Masyarakat adat perlu memahami bahwa penunjukan seorang pemimpin tidak hanya sekadar seremonial belaka, melainkan harus melalui restu leluhur dan kesepakatan para tetua.
“Duduk Perkara Dualisme Kepemimpinan”
Perseteruan ini melibatkan dua figur sentral, yakni Abdullah Wael dan Fandi Ashari Wael. Ketegangan bermula ketika Kaksodin Wahidi secara mengejutkan memperkenalkan Fandi Ashari Wael sebagai Raja Kaiely dalam sebuah acara besar di Desa Wapsalit, Kecamatan Lolong Guba, pada tahun 2022 silam.
Acara tersebut bahkan dihadiri oleh Penjabat (Pj) Bupati Buru, Djalaluddin Salampessy. Tindakan ini memicu kontroversi karena Fandi saat itu masih berstatus aktif sebagai Pegawai Negeri Sipil (PNS) dan menjabat sebagai Camat Teluk Kaiely.
Posisi ini dinilai melanggar etika pemerintahan dan adat karena terjadi rangkap jabatan antara peran birokrasi negara dan pemimpin adat. Jabatan camat tersebut kemudian berakhir setelah Fandi digantikan oleh M. Yasin Wael pada tahun 2025 lalu.
Berbeda halnya dengan Abdullah Wael. Sosok ini menunjukkan komitmen totalnya dengan mengundurkan diri dari dinas kemiliteran TNI-AD melalui pensiun dini sebelum dikukuhkan. Langkah ini diambil untuk menghindari konflik kepentingan dan mematuhi prinsip bahwa seorang Raja Kaiely harus fokus mengurusi rakyatnya tanpa terikat instansi lain.
“Klarifikasi Tegas dari Imam Adat*
Menanggapi kebingungan di masyarakat, Imam Adat Kaiely, Onyong Wael, angkat bicara di kediamannya di Kota Namlea. Ia menegaskan bahwa sebenarnya tidak ada dualisme, melainkan hanya dinamika internal keluarga yang harus segera diselesaikan.
Saya telah menunjuk Abdullah sebagai raja petuanan Kaiely dan tidak ditunjuk untuk kedua kali lagi. Itu artinya tugas sebagai imam adat telah selesai,” tegas Onyong Wael kepada awak media.
Pernyataan ini mengunci legitimasi Abdullah Wael sebagai satu-satunya pemimpin yang diakui secara spiritual dan kultural oleh pemangku adat tertinggi di wilayah tersebut.
Prosesi Ritual Sakral yang Tak Terbantahkan
Legitimasi Abdullah Wael semakin kuat dengan penjelasan dari Soa Senget Kutbesy, Mansuar Wael. Dalam keterangannya pada Sabtu, 11 Januari 2026, ia merinci kronologi pengukuhan yang telah dilakukan sejak tahun 2016.

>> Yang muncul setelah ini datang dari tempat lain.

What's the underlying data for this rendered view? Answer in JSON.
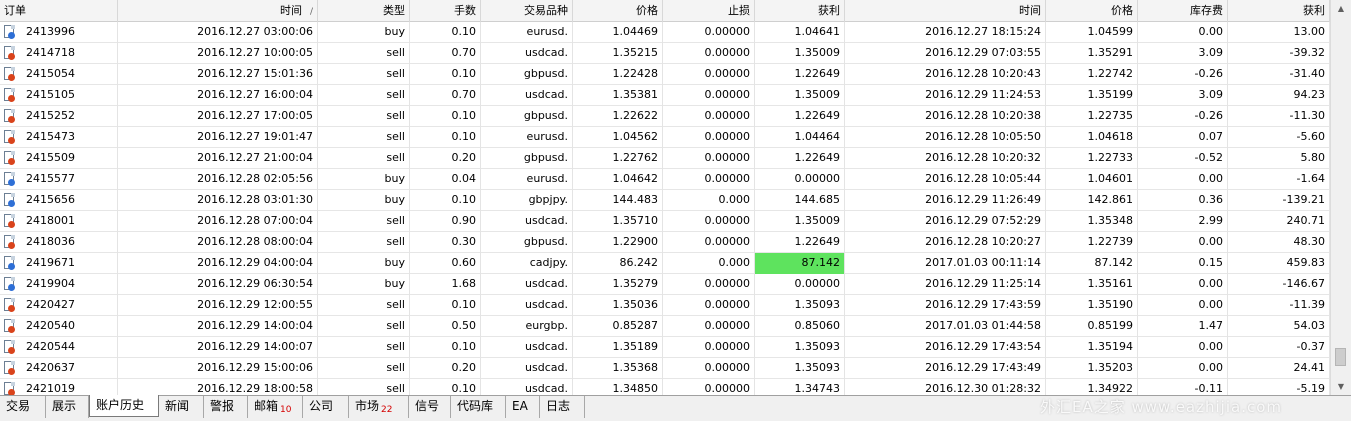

Menurut Mansuar, prosesi tersebut melibatkan tahapan yang sangat sakral dan panjang. Ia bersama Kaksodin Wahidi (Ali Wael) melakukan ritual S’maket (komunikasi dengan leluhur) di Desa Kutbesy sebelum mendapatkan petunjuk untuk menemui Imam Adat Kaiely, Muhamad Idris Wael.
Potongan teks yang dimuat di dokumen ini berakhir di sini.